This work addresses key limitations in existing test-time compute (TTC) methods—namely, fragmented strategy design, inconsistent evaluation protocols, and insufficient joint analysis of quality and computational cost. To overcome these challenges, the authors propose ThinkBooster, a unified framework that integrates a modular TTC strategy library, a standardized joint evaluation benchmark, an OpenAI-compatible agent service, and a visual debugging toolkit, enabling seamless deployment of adaptive reasoning in real-world applications. By leveraging techniques such as multi-sample generation and verifier-based reranking, ThinkBooster systematically uncovers the performance–compute trade-offs across diverse TTC strategies on mathematical and programming tasks. The framework significantly enhances the co-optimization of reasoning quality and efficiency and demonstrates tangible practical gains in authentic deployment scenarios.

Test-time compute (TTC) scaling has emerged as a powerful paradigm for improving large language model (LLM) reasoning by allocating additional compute during inference, e.g., via multi-sample generation and verifier-based reranking. Existing TTC scaling strategies and reasoning scorers remain fragmented, evaluated under inconsistent protocols, and are rarely analyzed through the lens of quality-cost trade-offs.
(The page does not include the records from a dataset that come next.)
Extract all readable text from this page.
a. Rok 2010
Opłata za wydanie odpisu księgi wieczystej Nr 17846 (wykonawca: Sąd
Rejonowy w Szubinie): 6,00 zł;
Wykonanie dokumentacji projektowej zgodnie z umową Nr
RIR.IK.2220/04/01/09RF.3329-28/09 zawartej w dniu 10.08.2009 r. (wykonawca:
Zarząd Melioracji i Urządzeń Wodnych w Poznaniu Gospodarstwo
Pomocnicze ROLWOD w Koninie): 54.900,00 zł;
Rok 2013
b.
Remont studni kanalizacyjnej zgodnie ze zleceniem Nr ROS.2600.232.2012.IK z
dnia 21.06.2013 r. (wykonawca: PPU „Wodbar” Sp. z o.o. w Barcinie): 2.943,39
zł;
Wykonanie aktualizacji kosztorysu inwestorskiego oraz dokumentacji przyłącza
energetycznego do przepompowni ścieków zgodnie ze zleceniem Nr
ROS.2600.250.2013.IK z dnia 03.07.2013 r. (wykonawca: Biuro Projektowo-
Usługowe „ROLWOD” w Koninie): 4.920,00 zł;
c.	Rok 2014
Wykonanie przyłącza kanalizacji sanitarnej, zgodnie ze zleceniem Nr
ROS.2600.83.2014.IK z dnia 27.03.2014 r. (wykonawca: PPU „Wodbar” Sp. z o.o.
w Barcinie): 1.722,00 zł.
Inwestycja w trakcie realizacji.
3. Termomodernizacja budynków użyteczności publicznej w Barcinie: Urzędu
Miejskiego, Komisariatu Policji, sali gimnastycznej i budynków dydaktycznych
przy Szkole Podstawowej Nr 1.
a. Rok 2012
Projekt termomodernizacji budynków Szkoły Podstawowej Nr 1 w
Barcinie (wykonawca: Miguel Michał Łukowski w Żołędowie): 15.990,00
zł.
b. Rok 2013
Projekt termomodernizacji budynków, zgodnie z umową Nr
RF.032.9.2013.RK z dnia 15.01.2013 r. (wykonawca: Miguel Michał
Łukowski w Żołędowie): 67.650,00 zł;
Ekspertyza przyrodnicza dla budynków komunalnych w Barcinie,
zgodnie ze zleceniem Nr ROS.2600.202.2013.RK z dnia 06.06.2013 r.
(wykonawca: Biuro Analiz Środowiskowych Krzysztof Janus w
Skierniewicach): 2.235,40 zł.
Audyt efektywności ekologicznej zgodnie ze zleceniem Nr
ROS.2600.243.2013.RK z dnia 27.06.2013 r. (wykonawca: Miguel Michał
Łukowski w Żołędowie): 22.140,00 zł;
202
We introduce ThinkBooster, a unified framework for seamless test-time compute scaling of LLM reasoning, which consists of (i) a modular Python library implementing state-of-the-art TTC scaling strategy and scorer families, (ii) a benchmark that jointly evaluates performance and computational efficiency, and (iii) a deployable OpenAI-compatible proxy service that enables drop-in integration of adaptive reasoning into real-world applications. We further provide a demo visual debugger for inspecting the reasoning trajectories, intermediate selection decisions, and alternative reasoning paths. Empirical results on mathematical and coding tasks reveal the performance-compute trade-offs of TTC scaling strategies and scoring methods and demonstrate that ThinkBooster provides practical gains in real-world tasks. The code is available online under an MIT license.